A Toronto cop, who was mocked after videos of his actions during the G-20 summit here in June were posted on YouTube, is suing Google for $1.2 million in damages and seeking the identity of user ‘theforcebewithme’ who posted them and 24 others who made derogatory comments against him.
Nicknamed 'Officer Bubbles,' Constable Adam Josephs was filmed by someone during the Toronto protests while threatening a young woman with arrest if she blew bubbles in his face.
One of the comments on the videos reads: "I love the fact that this Nazi's name is known. I am hoping some unstable Dilaudid addict takes this (expletive) down.''
The cop is seeking legal action against YouTube and those who posted what he calls defamatory comments against him when he was just performing his duty.
The cop's lawyer was quoted as saying by the Postmedia News, "From our client's perspective, he was performing his duty as a police officer in what was an extremely volatile time at the summit.''
The lawyer said his client's actions at the summit may be subject to criticism, but the "reaction had this massive backlash that we say is disproportionate and incommensurate to what happened, and started getting to the point where it included threats.''
The videos have since been taken down.
Just this Friday, a supreme court judge in New York ordered Google to give IP addresses of three people who called Columbia Business School graduate and model Carla Franklin a 'w****' on YouTube.

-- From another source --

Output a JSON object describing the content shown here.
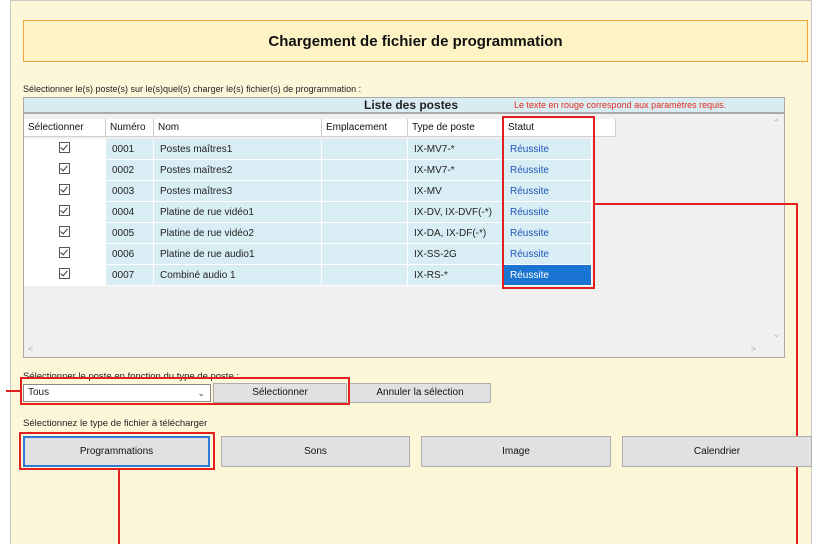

In a much more famous case last year, Canadian model Liskula Cohen, who is based in New York, successfully forced Google to reveal the identity of a blogger who posted her pictures and called her a "skanks In NYC."
The blogger was identified as Rosemary Port whom the model sued for $3 million.
Thomson Reuters, the world's largest media company, has just announced not to allow anonymous comments on its website.